В темно-розовом чистом небе, ясном и холодном, зажглась первая лучистая звезда. Летчик летел в истребителе на звезду; нос его машины был направлен на малый пучок иглистого света в бездонье вечернего неба. Как далеко… то исчезает, то появится опять. Летает кругами над зимней землей, изрытой, избитой взрывами. Горы, как секиры, гильотины, острые сколы. И самолет высоко – быстрая черная птица. Летает, заслоняет крыльями то Солнце, то Луну – вот, вон она, раскосая бурятская, монгольская Луна, толстощекая, желтая, срез апельсина ли, лимона. Заныла шея, он потер загривок. А может, летчик – призрак? Летучий Голландец Зимней Войны. Зачем он кружит над землей в такой высоте, что, если выпустит руль и станет падать – будет падать так долго, что закутается во всю свою целую жизнь, как в овчинную шубу. О как ему холодно там, в выси!

Не бойся, Юргенс, на нем теплые краги, теплый шлем, теплые высокие военные сапоги с заклепками и плотной шнуровкой. Он не замерзнет. Он Ангел Зимней Войны. Он летит прямо на звезду, видишь. Он никогда не долетит. Он черная птица, широкие крылья. Он уходит, ввнчиваясь штопором в зенит, все выше и выше. Туда, где истончается до предела пожарищный, пропахший кровью земной тяжелый воздух. Ангелы швыряют друг другу апельсины, лимоны. Ловят огненные шары, смеются. Кусают цедру, и сок, и спирт брызжет им на румяные щеки, в рот, на подбородок. Не съешь нашу Луну, летчик, зимний Ангел. Она нам еще пригодится. Хотя людям и их земля что-то не очень-то пригождается уже. Надоела, может? Из земли вышли, в землю уйдем. Веселого мало. А уйти в небо – о, это совсем другое. Это Ангельское, высокое счастье. Не каждому достается такой сладкий пряник. Не каждый кладет руки на посмертный веселый штурвал.

Он помнит свое первое сраженье на Войне.

Боже, как страшно ему было.

Дым поднимался за оббитыми снарядами скалами. Оплавленный остов взорванного моста через белопенную, весело бормочущую невнятицу горную речонку поднимал к пустому серому небу обрубленные пальцы железных каркасов. После оглушительного грохота наступила тишина – он упал в нее, как в пропасть. Огонь горел везде, куда ни глянь: на обугленных плато, на срезанных взрывом быках моста, на лесистых склонах ближней высокой горы с трехзубой снежной вершиной. Кострища, одно, другое, третье. Он ощупал себя. Ранен. Под рукой теплое, текучее, лизнул языком – соленое. Пуля попала в плечо. Где его командиры? В ушах еще стоял, сквозь гул и грохот, непрерывный вопль бессмысленных команд: огонь!.. батарея!.. товсь!.. пли!.. Огонь. Вот он, огонь. И у него в плече пуля. Смоляные клубы вонючего дыма забивали ноздри. Воронки черными подземными глазницами слепо глядели на него. А он не знал ничего. У него память отшибло от страха, от грохота, от взрывов. Он не знал, что взрывной волной его бросило на землю, и он больно ударился лицом, головой, и так долго лежал, и лицо его заливала кровь, и земля набилась ему в рот; не помнил, как потом очнулся, как поднялся на ноги, упал опять, затравленно озираясь в дыму, закаменевшей ладонью размазывая по лицу едкий пот и кровяные сгустки, выплевывая землю изо рта. Он не знал, что остался один. Что долго лежал на земле, сутки, а может, и больше, и его сочли мертвым, пропавшим без вести, и его рота по приказу отошла с утраченных позиций.

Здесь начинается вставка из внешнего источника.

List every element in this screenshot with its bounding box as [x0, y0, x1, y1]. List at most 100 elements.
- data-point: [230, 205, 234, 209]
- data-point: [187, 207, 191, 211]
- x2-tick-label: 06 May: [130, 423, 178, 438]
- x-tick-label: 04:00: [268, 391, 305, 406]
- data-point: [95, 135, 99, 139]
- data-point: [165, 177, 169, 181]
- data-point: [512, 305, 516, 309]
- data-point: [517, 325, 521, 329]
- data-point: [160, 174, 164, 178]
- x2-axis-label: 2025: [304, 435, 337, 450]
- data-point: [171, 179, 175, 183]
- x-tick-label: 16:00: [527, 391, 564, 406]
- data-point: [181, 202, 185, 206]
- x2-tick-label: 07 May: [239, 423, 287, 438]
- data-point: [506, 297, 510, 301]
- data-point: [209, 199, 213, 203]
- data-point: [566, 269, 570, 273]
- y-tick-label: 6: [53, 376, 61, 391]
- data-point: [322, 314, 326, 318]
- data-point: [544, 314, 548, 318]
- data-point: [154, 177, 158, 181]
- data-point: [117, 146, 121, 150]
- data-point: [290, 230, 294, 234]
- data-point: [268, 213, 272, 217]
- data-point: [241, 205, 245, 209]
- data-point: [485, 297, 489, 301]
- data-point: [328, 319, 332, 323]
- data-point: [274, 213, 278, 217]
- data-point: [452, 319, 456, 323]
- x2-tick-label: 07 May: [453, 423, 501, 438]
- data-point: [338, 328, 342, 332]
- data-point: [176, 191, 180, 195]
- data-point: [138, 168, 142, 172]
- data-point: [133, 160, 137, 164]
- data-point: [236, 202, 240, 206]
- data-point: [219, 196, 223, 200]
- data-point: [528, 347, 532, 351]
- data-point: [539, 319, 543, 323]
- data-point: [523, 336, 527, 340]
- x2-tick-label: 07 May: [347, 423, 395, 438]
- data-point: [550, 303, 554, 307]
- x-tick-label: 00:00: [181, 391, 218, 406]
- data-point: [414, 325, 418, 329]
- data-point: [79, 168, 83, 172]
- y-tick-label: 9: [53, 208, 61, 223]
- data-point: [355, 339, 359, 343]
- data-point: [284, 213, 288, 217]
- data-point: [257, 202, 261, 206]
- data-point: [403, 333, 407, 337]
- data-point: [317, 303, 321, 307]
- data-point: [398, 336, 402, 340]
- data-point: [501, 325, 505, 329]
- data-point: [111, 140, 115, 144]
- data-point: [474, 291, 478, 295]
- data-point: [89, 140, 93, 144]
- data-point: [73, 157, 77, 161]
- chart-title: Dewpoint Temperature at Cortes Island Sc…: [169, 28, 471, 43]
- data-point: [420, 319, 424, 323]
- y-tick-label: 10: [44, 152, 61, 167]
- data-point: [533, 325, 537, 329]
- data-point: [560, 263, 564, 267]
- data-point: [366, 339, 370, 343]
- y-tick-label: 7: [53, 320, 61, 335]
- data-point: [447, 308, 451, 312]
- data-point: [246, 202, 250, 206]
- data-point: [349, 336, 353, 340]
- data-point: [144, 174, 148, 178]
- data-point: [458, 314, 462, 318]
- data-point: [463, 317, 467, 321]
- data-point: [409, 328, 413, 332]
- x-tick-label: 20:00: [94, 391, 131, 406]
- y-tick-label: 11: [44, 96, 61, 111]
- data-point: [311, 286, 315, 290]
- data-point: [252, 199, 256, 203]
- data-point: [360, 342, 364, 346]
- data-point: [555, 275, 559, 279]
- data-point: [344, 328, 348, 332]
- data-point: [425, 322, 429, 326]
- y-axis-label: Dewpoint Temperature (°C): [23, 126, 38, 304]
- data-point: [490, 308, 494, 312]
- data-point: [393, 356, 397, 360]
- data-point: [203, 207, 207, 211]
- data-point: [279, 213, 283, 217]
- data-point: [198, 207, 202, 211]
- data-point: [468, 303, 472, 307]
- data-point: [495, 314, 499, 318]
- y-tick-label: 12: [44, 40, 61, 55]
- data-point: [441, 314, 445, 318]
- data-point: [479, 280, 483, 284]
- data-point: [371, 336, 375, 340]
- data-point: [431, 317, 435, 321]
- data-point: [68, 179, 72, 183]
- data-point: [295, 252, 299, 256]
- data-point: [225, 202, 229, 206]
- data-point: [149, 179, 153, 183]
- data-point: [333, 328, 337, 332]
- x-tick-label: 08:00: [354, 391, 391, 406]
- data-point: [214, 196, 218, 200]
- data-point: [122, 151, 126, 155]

Он один остался. Выжил. Вспомнил, что его зовут Юргенс. Мать называла его так. Простая русская семья; зачем в материнских губах играло лимонной долькой иноземное имя? Какая кровь, какие крови текли в ней?.. Какая кровь течет в каждом из нас?.. Мы ничего не знаем. Он не знал ничего. Когда после призыва их согнали в кучу в пахнущем известью и аммиаком актовом зале старой казармы, его еще выкликали по фамилии, и потом тоже, когда за грязные сапоги или за оставленную второпях в умывалке зубную пасту ему давали увесистого пинка в зад, и когда он бежал по жестокой жаре в чугунных непреподъемных сапогах, голый до пояса, бесконечно, мучительно бежал под приказные вопли все вперед и вперед – и вдруг падал без сил, и еще потом, когда по тревоге их всех, дюжих молодцов, построили в жестко-аккуратные шеренги – без паники, четко и весело, час пробил, время настало, кто, если не мы, будет сражаться на почетной Зимней Войне, проглотит, не поморщившись, кашу из цианистого калия и водку из сулемы, – и спровадили сюда, в логово Войны-волчицы, а шерсть ее торчала на загривке торчком, и каждый волчий волосок излучал серую смерть, – но фамилию он уже не помнил. Крепко он ударился головой. Воздух из легких весь вышел. Он вдохнул мороз, и черноту под пустыми ребрами затопила ледяная волна страха.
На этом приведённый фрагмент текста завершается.